The mother of the first of the two stubborn groom candidates had somehow gotten Cemile Abla’s telephone number and called less than a week after her son went missing. Her voice undulated with concern; she found the situation humiliating, that she had to talk with Cemile Abla under these conditions, when they hadn’t even met, but she had no other choice. “Well, I tell you, I’ve been really worried myself, ma’am,” said Cemile Abla. “I made all these preparations. I thought to myself that a man like your son, a man from such a good family, would at least call and let me know that he couldn’t make it. But unfortunately, I haven’t heard from him at all. And I had to give all those pastries and cakes to the neighbors’ kids.”

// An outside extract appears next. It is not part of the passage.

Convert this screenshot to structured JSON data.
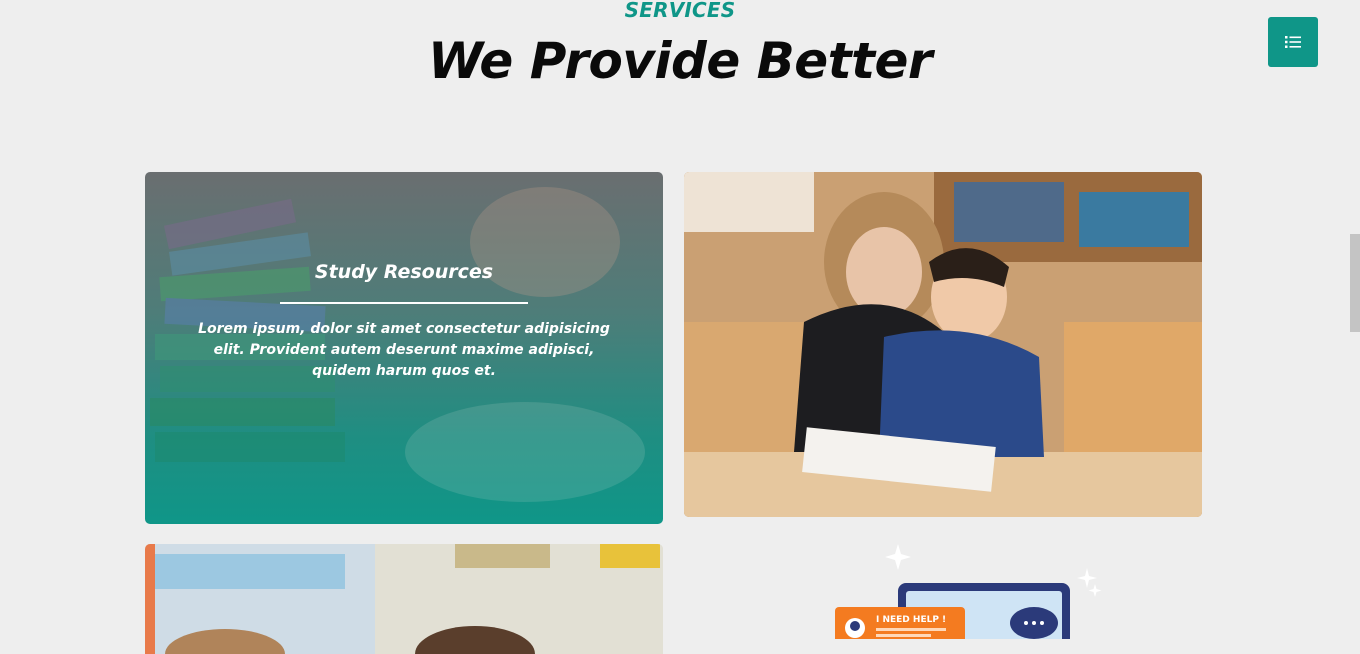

That night, she thought that she’d be able to carry the bags, which stood lined up in front of the kitchen door, by herself; she might not be able to carry them all at once, but certainly she was strong enough to take them out one by one. But her knees were so sore that she gave up after dragging the first bag down the hill. “There must be an easier way to do this,” she mumbled, when the solution struck her — Captain Hasan. She headed down the shore and found him sitting on a stool just on the other side of the pier, puffing on a cigarette as he gazed upon the lights of distant ships. Just as she had guessed he would, Captain Hasan got up from his seat without asking a single question, without waiting for any explanation, in fact, without even the slightest glint of curiosity in his eyes. He ground his cigarette beneath his foot and followed Cemile Abla over to the bottom of the hill. First they carried the bag she had brought down to the captain’s boat, then they went to her home and grabbed the other two bags. Even Captain Hasan had run short of breath; using the sleeve of his shirt, he inconspicuously wiped away the beads of sweat that had gathered on his brow from all the climbing.